The Island is a weird read. This is definitely one of those anthologies that was created to push the boundaries of the imagination of the contributors, but it seems to do that at the cost of alienating the reader. But, like a lot of collected works, it needs to be judged on individual work as well as a whole so that’s what I shall do. My favorite so far is definitely ID. I love the easy flow of dialogue and the story, while fantastical, is easy to understand in context to the real world. The art is absolutely gorgeous as well. Well placed panel spacing creates a unique visual experience and the aesthetic harkens to an adult manga vibe that moves well along the pages.
Ghost Town, on the other hand, while a huge pictorial undertaking, does not do much for the story.
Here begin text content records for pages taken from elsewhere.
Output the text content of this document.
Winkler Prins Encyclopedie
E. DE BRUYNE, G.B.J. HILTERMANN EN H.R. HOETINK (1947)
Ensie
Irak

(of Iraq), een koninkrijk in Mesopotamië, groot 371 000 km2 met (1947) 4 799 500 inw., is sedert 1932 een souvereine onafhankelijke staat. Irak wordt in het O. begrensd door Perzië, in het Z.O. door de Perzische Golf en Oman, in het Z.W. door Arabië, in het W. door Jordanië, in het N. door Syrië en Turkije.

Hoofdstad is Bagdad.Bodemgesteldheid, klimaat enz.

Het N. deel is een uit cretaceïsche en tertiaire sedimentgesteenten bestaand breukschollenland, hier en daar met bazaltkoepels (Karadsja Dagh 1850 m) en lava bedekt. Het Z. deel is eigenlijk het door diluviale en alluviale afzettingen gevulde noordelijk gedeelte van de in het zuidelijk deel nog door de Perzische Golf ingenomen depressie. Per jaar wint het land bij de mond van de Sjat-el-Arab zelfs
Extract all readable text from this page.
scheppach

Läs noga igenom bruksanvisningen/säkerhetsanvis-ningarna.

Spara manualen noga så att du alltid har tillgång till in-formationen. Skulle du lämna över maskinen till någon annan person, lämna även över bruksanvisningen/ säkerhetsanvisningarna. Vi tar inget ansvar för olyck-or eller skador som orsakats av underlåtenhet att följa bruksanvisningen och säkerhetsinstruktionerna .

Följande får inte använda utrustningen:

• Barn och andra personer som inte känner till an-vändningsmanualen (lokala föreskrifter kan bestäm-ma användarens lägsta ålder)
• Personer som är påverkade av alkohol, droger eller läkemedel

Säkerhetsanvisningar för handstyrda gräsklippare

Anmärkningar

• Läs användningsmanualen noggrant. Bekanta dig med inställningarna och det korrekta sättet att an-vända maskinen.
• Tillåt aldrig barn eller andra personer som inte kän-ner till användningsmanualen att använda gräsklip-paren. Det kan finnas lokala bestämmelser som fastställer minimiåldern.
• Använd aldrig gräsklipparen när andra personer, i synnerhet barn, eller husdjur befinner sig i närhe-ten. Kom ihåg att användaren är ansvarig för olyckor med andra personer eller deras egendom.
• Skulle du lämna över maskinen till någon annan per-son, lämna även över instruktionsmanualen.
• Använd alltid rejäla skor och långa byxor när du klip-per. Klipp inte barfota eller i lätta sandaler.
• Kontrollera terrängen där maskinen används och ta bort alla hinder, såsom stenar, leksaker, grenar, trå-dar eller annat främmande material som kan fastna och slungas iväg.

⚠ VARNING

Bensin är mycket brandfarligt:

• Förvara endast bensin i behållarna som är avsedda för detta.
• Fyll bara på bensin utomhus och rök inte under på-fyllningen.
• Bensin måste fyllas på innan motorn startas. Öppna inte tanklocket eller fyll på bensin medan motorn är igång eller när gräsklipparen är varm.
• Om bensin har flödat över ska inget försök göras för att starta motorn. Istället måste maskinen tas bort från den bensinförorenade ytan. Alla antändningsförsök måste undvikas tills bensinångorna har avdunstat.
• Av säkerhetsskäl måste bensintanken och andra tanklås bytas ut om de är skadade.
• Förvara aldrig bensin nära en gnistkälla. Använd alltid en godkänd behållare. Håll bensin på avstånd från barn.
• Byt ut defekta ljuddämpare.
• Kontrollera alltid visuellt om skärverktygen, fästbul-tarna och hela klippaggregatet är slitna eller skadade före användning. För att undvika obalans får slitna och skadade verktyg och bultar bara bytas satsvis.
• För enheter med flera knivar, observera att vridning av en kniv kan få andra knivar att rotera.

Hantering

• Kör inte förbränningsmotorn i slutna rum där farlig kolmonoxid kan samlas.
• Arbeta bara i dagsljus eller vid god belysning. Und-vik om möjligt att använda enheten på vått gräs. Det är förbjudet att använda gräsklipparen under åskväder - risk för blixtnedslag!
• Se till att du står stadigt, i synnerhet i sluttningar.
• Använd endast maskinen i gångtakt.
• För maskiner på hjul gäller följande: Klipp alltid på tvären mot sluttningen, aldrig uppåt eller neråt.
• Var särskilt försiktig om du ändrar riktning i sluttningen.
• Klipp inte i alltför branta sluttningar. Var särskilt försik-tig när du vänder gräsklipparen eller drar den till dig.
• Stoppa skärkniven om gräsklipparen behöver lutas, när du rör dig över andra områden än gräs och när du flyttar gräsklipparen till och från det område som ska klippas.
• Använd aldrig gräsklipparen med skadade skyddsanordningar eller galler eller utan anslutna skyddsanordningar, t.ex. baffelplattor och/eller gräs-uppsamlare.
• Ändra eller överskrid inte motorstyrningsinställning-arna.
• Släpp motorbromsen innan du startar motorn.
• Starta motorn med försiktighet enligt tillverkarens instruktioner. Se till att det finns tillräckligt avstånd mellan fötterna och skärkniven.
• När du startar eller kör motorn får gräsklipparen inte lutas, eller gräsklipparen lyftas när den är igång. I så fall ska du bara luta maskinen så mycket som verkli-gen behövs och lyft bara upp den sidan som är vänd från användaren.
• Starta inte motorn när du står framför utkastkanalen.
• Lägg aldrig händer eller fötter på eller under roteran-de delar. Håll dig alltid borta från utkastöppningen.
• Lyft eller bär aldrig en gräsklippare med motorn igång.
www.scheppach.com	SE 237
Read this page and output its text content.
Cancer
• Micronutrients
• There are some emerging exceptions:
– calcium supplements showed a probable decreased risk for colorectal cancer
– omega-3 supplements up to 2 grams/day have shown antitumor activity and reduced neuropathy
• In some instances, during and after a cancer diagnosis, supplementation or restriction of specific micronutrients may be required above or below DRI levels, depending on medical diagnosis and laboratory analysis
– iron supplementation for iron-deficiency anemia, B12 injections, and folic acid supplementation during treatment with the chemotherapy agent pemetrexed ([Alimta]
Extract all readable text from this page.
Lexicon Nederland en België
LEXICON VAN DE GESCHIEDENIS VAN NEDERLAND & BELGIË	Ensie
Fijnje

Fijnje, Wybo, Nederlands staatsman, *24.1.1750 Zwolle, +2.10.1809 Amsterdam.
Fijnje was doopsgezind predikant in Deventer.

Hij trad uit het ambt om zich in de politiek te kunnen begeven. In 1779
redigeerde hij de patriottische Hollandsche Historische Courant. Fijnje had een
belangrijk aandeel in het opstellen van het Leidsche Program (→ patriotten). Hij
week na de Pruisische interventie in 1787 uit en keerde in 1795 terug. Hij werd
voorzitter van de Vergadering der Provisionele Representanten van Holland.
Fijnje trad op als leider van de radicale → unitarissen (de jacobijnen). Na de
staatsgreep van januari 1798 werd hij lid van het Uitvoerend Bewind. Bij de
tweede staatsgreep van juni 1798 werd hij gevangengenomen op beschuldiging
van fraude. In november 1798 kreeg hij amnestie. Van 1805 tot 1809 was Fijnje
It seems like Graham spends most of his time trying to get a dream world onto the page than a story that goes with it. I guess it’s like a poem; you have to read between the lines. While the claustrophobic beauty of the art is a thing to behold, I just wish there was something else going on.
Dagger Proof Mummy is alright. It harkens back to the early 90ss indie art with thick inking and blocky letters – you know, like clip-art from an early writing program. The story is fairly straightforward with an interesting twist at the end and is definitely the easiest one to get into. The characters are a bit flat and kind of go to the wayside of the story, but they work for what needs to get said.
So, all in all, The Island is alright. It’s big, it’s colorful, and it’s visually enthralling, but dig a bit deeper and it’s hard not to get stuck on the lack of direction. That being said, it just screams potential and I’m interested in seeing where it goes from here.